Urbanisme : quand la situation économique du constructeur justifie la suspension de la décision administrative

Urbanisme : quand la situation économique du constructeur justifie la suspension de la décision administrative

1- Les constructeurs et promoteurs sont, malheureusement, souvent confrontés à des décisions administratives entravant leur projet immobilier qui peuvent avoir ou ont des conséquences économiques graves.

Compte tenu des enjeux et des contraintes financières et économiques auxquels ils sont confrontés, il est impératif qu’il puisse agir en urgence contre les décisions administratives de refus d’autorisation d’urbanisme.

A cette fin, ils peuvent (concomitamment à un procès au fond) engager une procédure de référé suspension (art.
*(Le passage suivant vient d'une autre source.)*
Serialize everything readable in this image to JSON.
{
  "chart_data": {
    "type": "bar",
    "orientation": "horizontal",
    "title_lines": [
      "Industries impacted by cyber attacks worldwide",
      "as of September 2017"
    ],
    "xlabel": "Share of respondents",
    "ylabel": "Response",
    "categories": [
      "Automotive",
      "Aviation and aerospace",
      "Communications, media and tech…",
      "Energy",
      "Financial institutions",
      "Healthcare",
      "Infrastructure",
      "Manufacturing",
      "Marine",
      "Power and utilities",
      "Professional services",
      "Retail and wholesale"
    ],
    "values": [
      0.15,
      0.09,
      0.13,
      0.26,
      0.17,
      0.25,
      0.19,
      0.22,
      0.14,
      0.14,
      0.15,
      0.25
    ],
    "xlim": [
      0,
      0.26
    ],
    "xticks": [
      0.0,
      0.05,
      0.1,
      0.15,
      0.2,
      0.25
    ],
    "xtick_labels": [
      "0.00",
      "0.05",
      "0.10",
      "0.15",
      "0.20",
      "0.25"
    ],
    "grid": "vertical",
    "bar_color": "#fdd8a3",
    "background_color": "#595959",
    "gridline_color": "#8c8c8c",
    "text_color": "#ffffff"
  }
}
L.521-1 CJA) qui implique, d’abord, de démontrer qu’il y a effectivement urgence à prendre une décision provisoire (et qui nécessite, ensuite, de démontrer que l’on peut sérieusement douter de la légalité de la décision administrative contestée).

2- Du point de vue du constructeur, le motif le plus fréquent essentiel (et réel), justifiant d’agir en urgence est économique et financier : en effet, le lancement d’un projet immobilier repose très souvent sur des investissements a priori qui ne trouveront leur compensation que par la vente du projet.

Il est cependant assez fréquent que le juge administratif minimise cet aspect et refuse de reconnaitre l’urgence de la situation, de sorte que de nombreux constructeurs et promoteurs peuvent se retrouver dans une situation critique, voire catastrophique lorsque leur référé est rejeté.

Il appartient cependant au juge administratif de veiller à analyser correctement et précisément la situation au regard de l’urgence à statuer, ainsi qu’une affaire récente (CE, 10 juin 2015, Société Les Hauts de Martignas, req. n° 380810) vient le rappeler.

3- En l’espèce, le constructeur s’était vu opposer par la Commune un sursis à statuer sur une demande permis de construire 80 logements, c’est à dire un report de l’instruction de la demande à deux ans.

Il avait alors saisi, en référé suspension, le tribunal administratif de Bordeaux pour obtenir la neutralisation de ce sursis à statuer et qu’il soit, en conséquence, enjoint à la Commune d’instruire sa demande de permis de construire à bref délai.

Mais, le juge du référé a rejeté la requête pour défaut d’urgence en considérant que les pertes liées à cette opération ne seraient que minimes et qu’il n’y avait donc pas lieu de revenir sur la décision de la Commune de reporter à deux ans l’instruction du permis.

En cassation le Conseil d’Etat a annulé l’ordonnance du tribunal administratif en considérant que ce dernier avait dénaturé les pièces du dossier.

Il ressortait en effet des éléments présentés par le requérant que des dépenses importantes avaient été préalablement engagées et que des emprunts importants avaient été contractés par la société (mère de celle portant la demande de permis de construire) de sorte que son équilibre financier se trouvait menacé par le retard apporté au programme du fait de la décision de sursis à statuer.

Pour le Conseil d’Etat, ces éléments constituaient des circonstances particulières démontrant que la décision de sursis à statuer affectait gravement sa situation et qu’il y avait donc lieu de statuer urgemment sur la demande de référé (l’ordonnance du tribunal administratif a donc été annulée en conséquence).

En l’espèce, le Conseil d’Etat a finalement rejeté la demande du constructeur mais au seul motif que, parallèlement à la procédure, il avait fait une seconde demande de permis de construire (pour un projet différent) sur le même terrain et que celui-ci lui avait été accordé.

4- Les constructeurs et promoteurs ne peuvent ainsi qu’être incités à ne pas négliger les aspects relatifs au montage économique et financier de leurs projets immobiliers.

Ils sont en effet déterminants s’il faut agir en urgence contre une décision administrative défavorable de refus de permis de construire ou, comme en l’espèce, de sursis à statuer.

Car, sur ce point, la décision du Conseil d’Etat est très claire : il appartient au requérant de faire valoir des circonstances précises et particulières qui démontrent que la situation du demandeur au permis de construire est gravement affectée par la décision administrative contestée.

Les aspects économiques et financiers du projet doivent donc non seulement être clairs et objectivement démontrables (à l’aide par exemple d’une note d’un expert-comptable), mais ils doivent également montrer qu’à défaut d’autorisation d’urbanisme la situation ou l’équilibre économique du demandeur au permis de construire est réellement menacé.